À Berlin, par la grâce du deus ex machina, Eduardo retrouvera Samuel Blum et le présentera – ou se le présentera, car on ne sait jamais dans cette autofiction la part de réalité et celle de l’affabulation – dans son nouveau et même costume : celui d’un agent israélien chargé d’assurer, de par le monde, la sécurité des Juifs, car, note l’auteur qui donne la parole au chef du camp de l’Altiplano justifiant sa démarche : « Samuel m’a déclaré avec gravité que les enfants juifs devaient apprendre le plus tôt possible à se défendre contre les agressions physiques et les attaques verbales. Ils doivent apprendre le plus tôt possible, a-t-il ajouté, que tous les autres sont antisémites, que le monde entier tourne autour de cette haine immémoriale. »
Où l’on voit, dans cette remarque qui ne manque pas d’être ravivée par l’actualité, que l’obsession initiale tourne à la névrose.

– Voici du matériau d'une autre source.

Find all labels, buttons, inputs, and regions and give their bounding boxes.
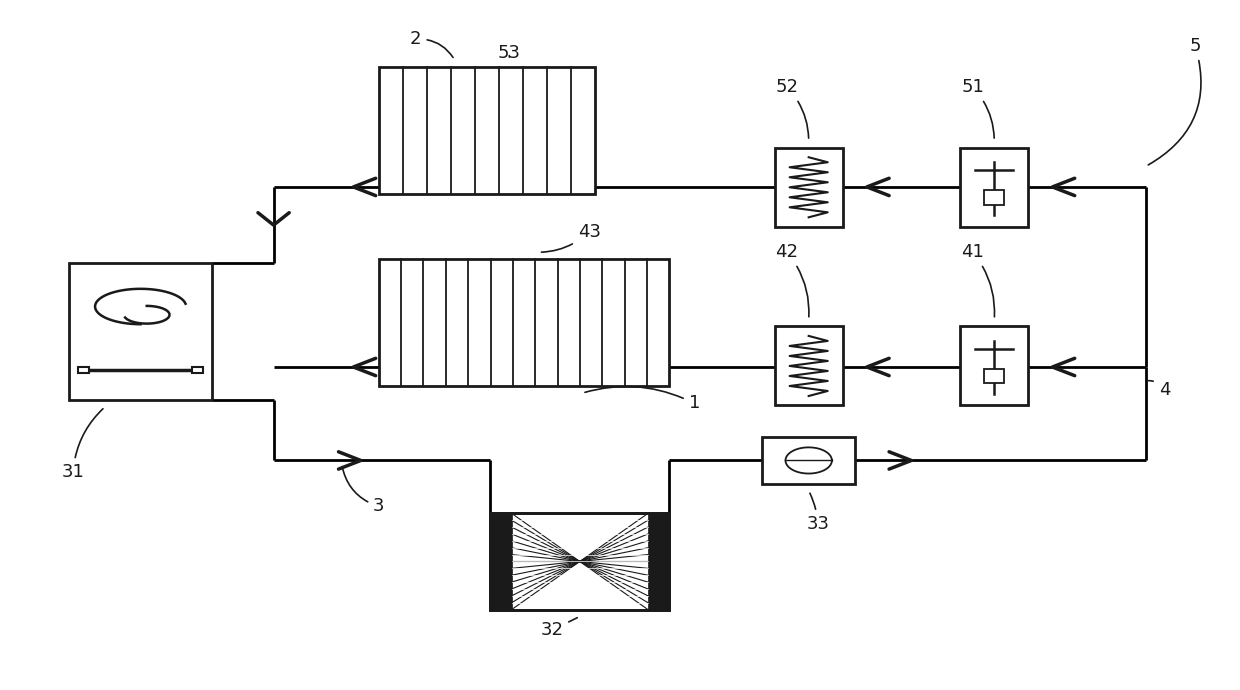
Text: 41: 41 <box>961 244 994 317</box>
Bar <box>649 513 670 609</box>
Text: 4: 4 <box>1148 381 1171 399</box>
Text: 33: 33 <box>806 493 830 533</box>
Bar <box>985 190 1004 205</box>
Text: 53: 53 <box>497 44 520 62</box>
Bar <box>490 513 512 609</box>
Bar <box>960 326 1028 406</box>
Bar <box>490 513 670 609</box>
Bar <box>763 437 856 484</box>
Text: 43: 43 <box>542 223 600 252</box>
Bar <box>69 262 212 400</box>
Bar <box>378 259 670 386</box>
Text: 52: 52 <box>775 78 808 138</box>
Text: 31: 31 <box>62 408 103 481</box>
Text: 1: 1 <box>585 386 699 413</box>
Text: 32: 32 <box>541 618 578 639</box>
Bar <box>960 148 1028 227</box>
Bar <box>78 366 89 373</box>
Bar <box>192 366 203 373</box>
Text: 5: 5 <box>1148 37 1202 165</box>
Text: 51: 51 <box>961 78 994 138</box>
Text: 42: 42 <box>775 244 808 317</box>
Bar <box>985 369 1004 384</box>
Text: 2: 2 <box>410 30 453 57</box>
Text: 3: 3 <box>342 466 384 515</box>
Bar <box>775 326 843 406</box>
Bar <box>378 67 595 194</box>
Bar <box>490 513 670 609</box>
Bar <box>775 148 843 227</box>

Et le lecteur ne s’étonnera pas qu’en dépit de ce rejet initial du judaïsme dans une démarche qui n’est pas sans rappeler celle de l’historien Shlomo Sand prétendant se « dénationaliser » du judaïsme en soutenant que le peuple juif n’est qu’une invention, pour ne pas dire une erreur de l’Histoire (cf. Comment j’ai cessé d’être juif), Eduardo conduira son fils au Mémorial de l’Holocauste de Berlin, pour la sauvegarde de la persécution juive, et l’amènera à déchiffrer sur le sol de la ville les stolpersteine, ces pavés portant gravé le nom d’une victime du nazisme et rappelant, comme autant de pierres noires, l’horreur de la nuit de Cristal. Et finalement il rédigera, au terme de ce studieux séjour au collège berlinois, une nouvelle sur le monument à la mémoire des Juifs partis rejoindre, depuis la gare de Grunewald, les camps de concentration.

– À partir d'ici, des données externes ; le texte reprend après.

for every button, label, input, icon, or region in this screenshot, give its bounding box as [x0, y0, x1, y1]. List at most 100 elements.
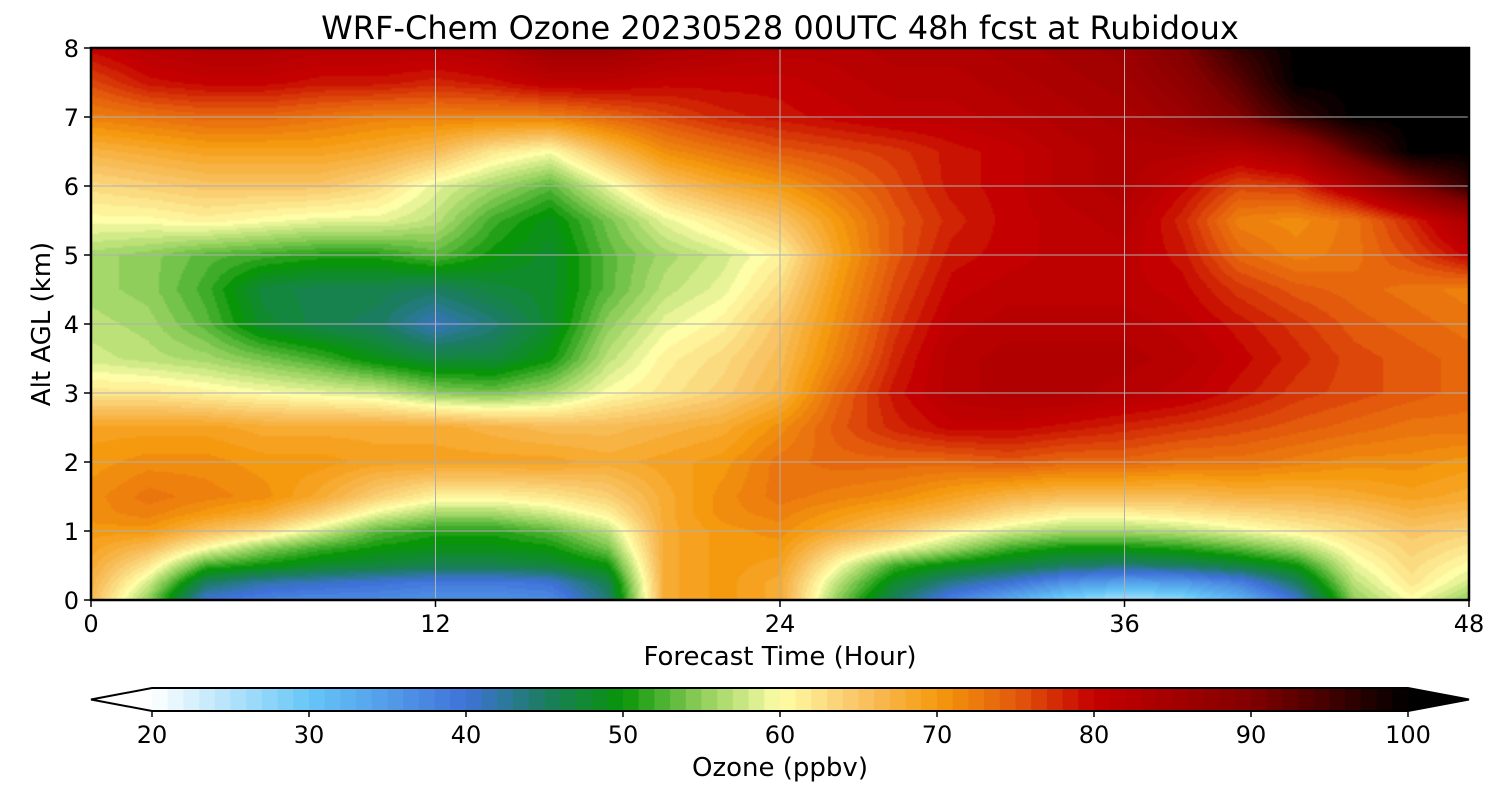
colorbar-bin	[701, 688, 718, 711]
colorbar-bin	[1298, 688, 1315, 711]
colorbar-bin	[1156, 688, 1174, 711]
colorbar-bin	[968, 688, 985, 711]
colorbar-bin	[889, 688, 907, 711]
colorbar-bin	[591, 688, 608, 711]
colorbar-tick-label: 30	[294, 721, 325, 749]
colorbar-extend-high	[1408, 688, 1469, 711]
colorbar-bin	[1360, 688, 1378, 711]
x-axis-ticks: 0 12 24 36 48	[83, 600, 1484, 638]
chart-title: WRF-Chem Ozone 20230528 00UTC 48h fcst a…	[321, 9, 1239, 47]
colorbar-bin	[1345, 688, 1362, 711]
colorbar-bin	[214, 688, 232, 711]
colorbar-bin	[371, 688, 389, 711]
colorbar	[90, 687, 1470, 712]
colorbar-bin	[921, 688, 938, 711]
colorbar-bin	[1188, 688, 1205, 711]
colorbar-bin	[324, 688, 341, 711]
colorbar-bin	[418, 688, 436, 711]
x-tick-label: 48	[1454, 610, 1485, 638]
y-axis-ticks: 0 1 2 3 4 5 6 7 8	[64, 35, 91, 615]
y-tick-label: 8	[64, 35, 79, 63]
y-axis-label: Alt AGL (km)	[27, 242, 57, 406]
colorbar-bin	[732, 688, 750, 711]
colorbar-bin	[1078, 688, 1095, 711]
colorbar-bin	[434, 688, 451, 711]
colorbar-bin	[1251, 688, 1268, 711]
colorbar-bin	[1062, 688, 1079, 711]
colorbar-bin	[246, 688, 263, 711]
colorbar-bin	[1094, 688, 1111, 711]
colorbar-bin	[1219, 688, 1236, 711]
colorbar-bin	[1141, 688, 1158, 711]
colorbar-bin	[481, 688, 498, 711]
x-axis-label: Forecast Time (Hour)	[643, 642, 916, 672]
colorbar-bin	[544, 688, 561, 711]
colorbar-bin	[984, 688, 1001, 711]
colorbar-bin	[1329, 688, 1346, 711]
colorbar-bin	[1109, 688, 1126, 711]
colorbar-bin	[340, 688, 357, 711]
colorbar-bin	[874, 688, 891, 711]
colorbar-bin	[152, 688, 169, 711]
colorbar-bin	[858, 688, 875, 711]
colorbar-tick-label: 80	[1079, 721, 1110, 749]
colorbar-tick-label: 60	[765, 721, 796, 749]
colorbar-bin	[575, 688, 593, 711]
colorbar-bin	[1125, 688, 1142, 711]
colorbar-bin	[1313, 688, 1331, 711]
colorbar-bin	[230, 688, 247, 711]
colorbar-bin	[623, 688, 640, 711]
colorbar-bin	[1266, 688, 1283, 711]
colorbar-bin	[937, 688, 954, 711]
colorbar-bin	[528, 688, 546, 711]
colorbar-bin	[1376, 688, 1393, 711]
colorbar-bin	[1015, 688, 1032, 711]
colorbar-extend-low	[91, 688, 152, 711]
colorbar-tick-label: 90	[1236, 721, 1267, 749]
colorbar-bin	[167, 688, 184, 711]
colorbar-bin	[560, 688, 577, 711]
colorbar-bin	[999, 688, 1017, 711]
colorbar-bin	[403, 688, 420, 711]
colorbar-label: Ozone (ppbv)	[692, 753, 868, 783]
colorbar-bin	[827, 688, 844, 711]
colorbar-bin	[842, 688, 860, 711]
colorbar-bin	[261, 688, 279, 711]
y-tick-label: 7	[64, 104, 79, 132]
colorbar-bin	[513, 688, 530, 711]
colorbar-tick-label: 40	[451, 721, 482, 749]
colorbar-bin	[685, 688, 703, 711]
y-tick-label: 6	[64, 173, 79, 201]
colorbar-bin	[670, 688, 687, 711]
colorbar-bin	[387, 688, 404, 711]
y-tick-label: 0	[64, 587, 79, 615]
y-tick-label: 4	[64, 311, 79, 339]
colorbar-bin	[1203, 688, 1221, 711]
colorbar-bin	[905, 688, 922, 711]
colorbar-bin	[638, 688, 655, 711]
colorbar-bin	[450, 688, 467, 711]
colorbar-bin	[811, 688, 828, 711]
y-tick-label: 3	[64, 380, 79, 408]
colorbar-bin	[764, 688, 781, 711]
colorbar-bin	[309, 688, 326, 711]
colorbar-bin	[277, 688, 294, 711]
x-tick-label: 36	[1109, 610, 1140, 638]
colorbar-bin	[183, 688, 200, 711]
colorbar-bin	[199, 688, 216, 711]
colorbar-bin	[497, 688, 514, 711]
colorbar-bin	[1046, 688, 1064, 711]
y-tick-label: 1	[64, 518, 79, 546]
colorbar-bin	[795, 688, 812, 711]
y-tick-label: 5	[64, 242, 79, 270]
colorbar-bin	[748, 688, 765, 711]
x-tick-label: 24	[765, 610, 796, 638]
colorbar-bin	[1031, 688, 1048, 711]
x-tick-label: 12	[420, 610, 451, 638]
colorbar-tick-label: 100	[1385, 721, 1431, 749]
colorbar-bin	[293, 688, 310, 711]
x-tick-label: 0	[83, 610, 98, 638]
colorbar-tick-label: 20	[137, 721, 168, 749]
y-tick-label: 2	[64, 449, 79, 477]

Le narrateur peut-il – veut-il ? – vraiment se défaire de ce judaïsme et de cette oppression millénaire qui lui colle à la peau, alors que dans la forêt guatémaltèque où le jeune scout s’est égaré il crie après son Ombre qui s’est détachée de son corps – à la façon du célèbre Peter Schlemihl d’Adelbert von Chamisso – et va se perdre dans ce sombre labyrinthe ? Il sera sauvé de la mort – lui qui dans sa fuite se retrouve bel et bien retenu à terre et menacé par deux hommes en armes qui, finalement, se contenteront de lui arracher son brassard Jude infamant – par une jeune Indienne, dans sa cabane providentiellement surgie des fourrés, qui le prend en charge, lui, cet enfant épuisé et meurtri, en le berçant d’apaisantes paroles en cette langue des maya-quichés qui lui est si étrangère.
Et ces paroles, en forme de prière ou d’incantation bénéfique, « ces étranges mots susurrés, ces mots immémoriaux, ces mots qui, à l’intérieur de ce qui était à peine une maison, se mêlaient jusqu’à se confondre au chant de milliers de grillons dans la nuit », viendront clore ce récit. Après qu’Eduardo aura compris – et accepté – que Regina est membre de cette organisation de Samuel Blum, la Bita’hon qui, en hébreu, signifie « Sécurité », et regroupe ceux qui, dans la nuit, vont effacer les croix gammées sur les murs et veiller à détourner les menaces omniprésentes autant qu’irrationnelles à l’encontre ce de qu’on appelle le peuple juif et dont le narrateur prétend s’arracher. Ainsi, dans la circularité d’un récit, les deux pôles identitaires se rejoignent à la façon d’un bracelet représentant un serpent (et il y a bel et bien un serpent rouge dans la poche de l’instructeur du camp) qui se mord la queue. Et l’on se souviendra, au passage, que le serpent à plumes est la divinité des Mayas. Une fois de plus, et sur un thème permanent, véritable ostinato de toute son œuvre, Eduardo Halfon nous convainc et nous éblouit, comme il a su séduire ses compatriotes guatémaltèques qui lui ont décerné le prix Miguel Ángel Asturias, du nom du Prix Nobel de son pays. En vérité, Halfon, ce cosmopolite aux identités éclatées, plus que guatémaltèque et juif, est un écrivain universel.